The chip in the forend is gone


He polished off a gouge in the fore-end, freshened up the checkering (which had seven decades’ worth of sweat and dirt in between the diamonds) and applied a deep hand-rubbed oil finish. 

The final results were outstanding, as the pictures show.  Once the wood was returned I reassembled the gun and it’s ready for another 70 years in the field.


As mentioned above, there are those who would object to my having this work done, on the grounds that it “…will destroy the collector value.”  Now, there is “refinishing” and there is “restoration,” the latter term denoting a return of the piece to its original condition.  That’s the sort of thing Doug Turnbull does, and his prices for doing it are astronomically high.  Even though it would take—well, it would take Doug Turnbull—to tell if a gun has been “restored” to his standards, collectors will pay far less for something that has been so restored.  It’s inexplicable to me that a beaten-up, loose, out-of-time Colt Single Action Army with zero original finish is worth more to a collector of SAA’s than it would be had it gone through Turnbull’s shop and was as good as the day it left Hartford. Which is really more valuable: a rusted relic suitable only as a wall hanger, or a gun, a real gun, that can be used as it was intended to be used? 
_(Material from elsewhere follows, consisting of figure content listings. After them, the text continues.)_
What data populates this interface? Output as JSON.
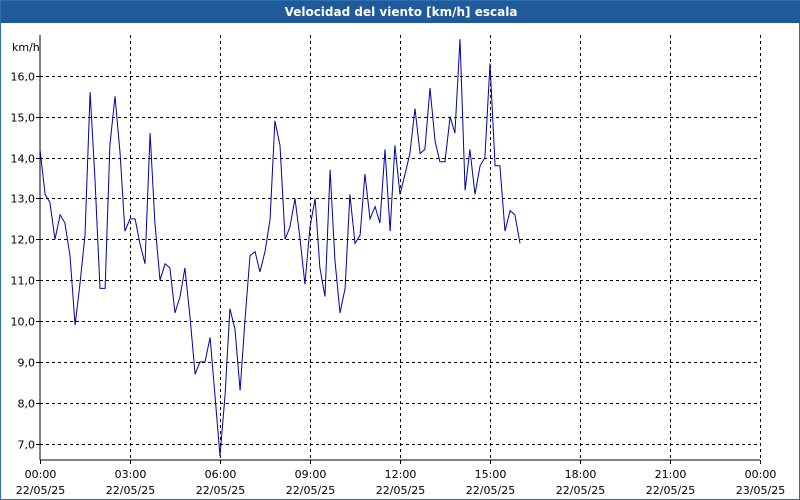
{
  "window": {
    "title": "Velocidad del viento [km/h] escala"
  },
  "colors": {
    "series": "#0000aa",
    "title_bg": "#1f5b9a",
    "grid": "#000000"
  },
  "chart_data": {
    "type": "line",
    "ylabel": "km/h",
    "grid": true,
    "ylim": [
      6.6,
      17.0
    ],
    "y_ticks": [
      7.0,
      8.0,
      9.0,
      10.0,
      11.0,
      12.0,
      13.0,
      14.0,
      15.0,
      16.0
    ],
    "y_tick_labels": [
      "7,0",
      "8,0",
      "9,0",
      "10,0",
      "11,0",
      "12,0",
      "13,0",
      "14,0",
      "15,0",
      "16,0"
    ],
    "xlim_hours": [
      0,
      24
    ],
    "x_ticks": [
      {
        "hour": 0,
        "time": "00:00",
        "date": "22/05/25"
      },
      {
        "hour": 3,
        "time": "03:00",
        "date": "22/05/25"
      },
      {
        "hour": 6,
        "time": "06:00",
        "date": "22/05/25"
      },
      {
        "hour": 9,
        "time": "09:00",
        "date": "22/05/25"
      },
      {
        "hour": 12,
        "time": "12:00",
        "date": "22/05/25"
      },
      {
        "hour": 15,
        "time": "15:00",
        "date": "22/05/25"
      },
      {
        "hour": 18,
        "time": "18:00",
        "date": "22/05/25"
      },
      {
        "hour": 21,
        "time": "21:00",
        "date": "22/05/25"
      },
      {
        "hour": 24,
        "time": "00:00",
        "date": "23/05/25"
      }
    ],
    "series": [
      {
        "points": [
          [
            0.0,
            14.2
          ],
          [
            0.17,
            13.1
          ],
          [
            0.33,
            12.9
          ],
          [
            0.5,
            12.0
          ],
          [
            0.67,
            12.6
          ],
          [
            0.83,
            12.4
          ],
          [
            1.0,
            11.6
          ],
          [
            1.17,
            9.9
          ],
          [
            1.33,
            10.9
          ],
          [
            1.5,
            12.1
          ],
          [
            1.67,
            15.6
          ],
          [
            1.83,
            13.5
          ],
          [
            2.0,
            10.8
          ],
          [
            2.17,
            10.8
          ],
          [
            2.33,
            14.3
          ],
          [
            2.5,
            15.5
          ],
          [
            2.67,
            14.1
          ],
          [
            2.83,
            12.2
          ],
          [
            3.0,
            12.5
          ],
          [
            3.17,
            12.5
          ],
          [
            3.33,
            11.9
          ],
          [
            3.5,
            11.4
          ],
          [
            3.67,
            14.6
          ],
          [
            3.83,
            12.4
          ],
          [
            4.0,
            11.0
          ],
          [
            4.17,
            11.4
          ],
          [
            4.33,
            11.3
          ],
          [
            4.5,
            10.2
          ],
          [
            4.67,
            10.6
          ],
          [
            4.83,
            11.3
          ],
          [
            5.0,
            10.1
          ],
          [
            5.17,
            8.7
          ],
          [
            5.33,
            9.0
          ],
          [
            5.5,
            9.0
          ],
          [
            5.67,
            9.6
          ],
          [
            5.83,
            8.2
          ],
          [
            6.0,
            6.7
          ],
          [
            6.17,
            8.2
          ],
          [
            6.33,
            10.3
          ],
          [
            6.5,
            9.8
          ],
          [
            6.67,
            8.3
          ],
          [
            6.83,
            10.0
          ],
          [
            7.0,
            11.6
          ],
          [
            7.17,
            11.7
          ],
          [
            7.33,
            11.2
          ],
          [
            7.5,
            11.7
          ],
          [
            7.67,
            12.5
          ],
          [
            7.83,
            14.9
          ],
          [
            8.0,
            14.3
          ],
          [
            8.17,
            12.0
          ],
          [
            8.33,
            12.3
          ],
          [
            8.5,
            13.0
          ],
          [
            8.67,
            12.0
          ],
          [
            8.83,
            10.9
          ],
          [
            9.0,
            12.3
          ],
          [
            9.17,
            13.0
          ],
          [
            9.33,
            11.3
          ],
          [
            9.5,
            10.6
          ],
          [
            9.67,
            13.7
          ],
          [
            9.83,
            11.5
          ],
          [
            10.0,
            10.2
          ],
          [
            10.17,
            10.8
          ],
          [
            10.33,
            13.1
          ],
          [
            10.5,
            11.9
          ],
          [
            10.67,
            12.1
          ],
          [
            10.83,
            13.6
          ],
          [
            11.0,
            12.5
          ],
          [
            11.17,
            12.8
          ],
          [
            11.33,
            12.4
          ],
          [
            11.5,
            14.2
          ],
          [
            11.67,
            12.2
          ],
          [
            11.83,
            14.3
          ],
          [
            12.0,
            13.1
          ],
          [
            12.17,
            13.6
          ],
          [
            12.33,
            14.1
          ],
          [
            12.5,
            15.2
          ],
          [
            12.67,
            14.1
          ],
          [
            12.83,
            14.2
          ],
          [
            13.0,
            15.7
          ],
          [
            13.17,
            14.4
          ],
          [
            13.33,
            13.9
          ],
          [
            13.5,
            13.9
          ],
          [
            13.67,
            15.0
          ],
          [
            13.83,
            14.6
          ],
          [
            14.0,
            16.9
          ],
          [
            14.17,
            13.2
          ],
          [
            14.33,
            14.2
          ],
          [
            14.5,
            13.1
          ],
          [
            14.67,
            13.8
          ],
          [
            14.83,
            14.0
          ],
          [
            15.0,
            16.3
          ],
          [
            15.17,
            13.8
          ],
          [
            15.33,
            13.8
          ],
          [
            15.5,
            12.2
          ],
          [
            15.67,
            12.7
          ],
          [
            15.83,
            12.6
          ],
          [
            16.0,
            11.9
          ]
        ]
      }
    ]
  }
}
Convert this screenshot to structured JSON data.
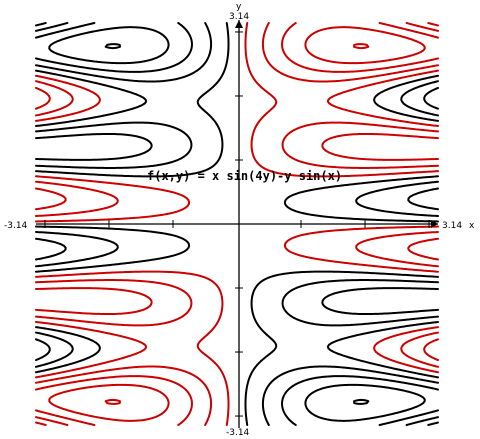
{
  "chart_data": {
    "type": "contour",
    "title": "f(x,y) = x sin(4y)-y sin(x)",
    "xlabel": "x",
    "ylabel": "y",
    "xlim": [
      -3.14,
      3.14
    ],
    "ylim": [
      -3.14,
      3.14
    ],
    "x_tick_labels": {
      "min": "-3.14",
      "max": "3.14"
    },
    "y_tick_labels": {
      "min": "-3.14",
      "max": "3.14"
    },
    "grid": false,
    "legend": "none",
    "series": [
      {
        "color": "#000000",
        "levels": [
          0.5,
          1.5,
          2.5,
          3.5,
          4.5
        ]
      },
      {
        "color": "#cc0000",
        "levels": [
          -0.5,
          -1.5,
          -2.5,
          -3.5,
          -4.5
        ]
      }
    ]
  },
  "colors": {
    "positive": "#000000",
    "negative": "#cc0000"
  }
}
There’s some truth in the “collector value” argument, but I counter it in this case with the knowledge that my drilling is NOT a collector’s gun, it’s a weapon for the hunter to use in the field.  Not to use it would in some respects be insulting to the memory of the superb craftsmen who made it; furthermore it would void the real reason for its existence.  It has no “provenance” to a famous person nor does it provide a physical connection to a major event in history.  To stick it in a safe to gather dust would make little sense, when by the expenditure of a few dollars I can have it ready for the next-generation hunter who will follow me. 
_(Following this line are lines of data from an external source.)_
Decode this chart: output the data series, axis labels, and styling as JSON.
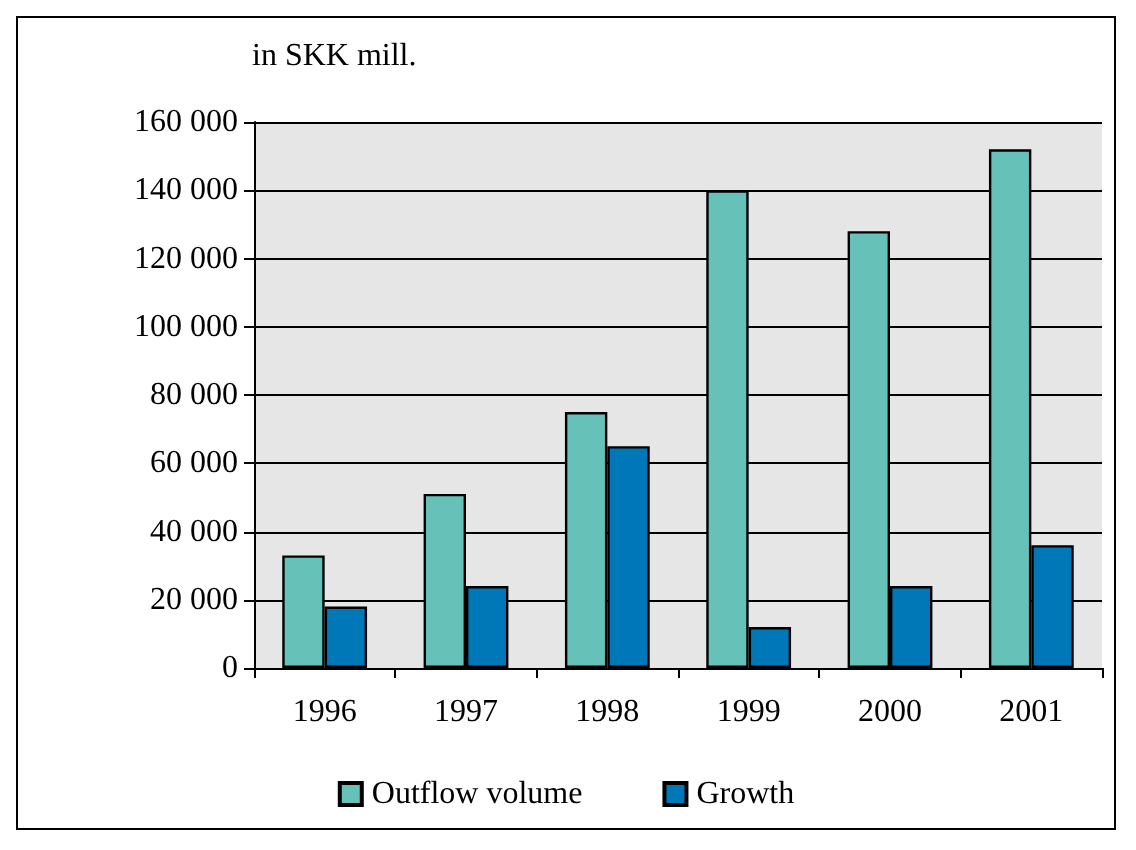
{
  "chart_data": {
    "type": "bar",
    "ylabel": "in SKK mill.",
    "categories": [
      "1996",
      "1997",
      "1998",
      "1999",
      "2000",
      "2001"
    ],
    "series": [
      {
        "name": "Outflow volume",
        "color": "#66c2b8",
        "values": [
          33000,
          51000,
          75000,
          140000,
          128000,
          152000
        ]
      },
      {
        "name": "Growth",
        "color": "#0077b6",
        "values": [
          18000,
          24000,
          65000,
          12000,
          24000,
          36000
        ]
      }
    ],
    "ylim": [
      0,
      160000
    ],
    "yticks": [
      {
        "value": 0,
        "label": "0"
      },
      {
        "value": 20000,
        "label": "20 000"
      },
      {
        "value": 40000,
        "label": "40 000"
      },
      {
        "value": 60000,
        "label": "60 000"
      },
      {
        "value": 80000,
        "label": "80 000"
      },
      {
        "value": 100000,
        "label": "100 000"
      },
      {
        "value": 120000,
        "label": "120 000"
      },
      {
        "value": 140000,
        "label": "140 000"
      },
      {
        "value": 160000,
        "label": "160 000"
      }
    ],
    "grid": "y",
    "legend": "bottom"
  }
}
I can also give an example of a famous gun—connected to a famous person and a famous event—that has actually been through a restoration yet whose value is beyond calculation.  The H&H double rifle Theodore Roosevelt took to Africa on his famous 1909 safari is priceless, but it was sent to H&H for restoration in 1989 due to “significant deterioration” of some parts. In that year it went to Africa where Theodore Roosevelt IV used it to take a Cape Buffalo just as his ancestor had done.  Assuming some collector had the tens of millions of dollars it would take to buy TR’s gun (it is the most famous rifle in the world) would he spend more for it as it is now, or as it was before it underwent restoration?  Having had the privilege of handling that double rifle I can tell you what my choice would be.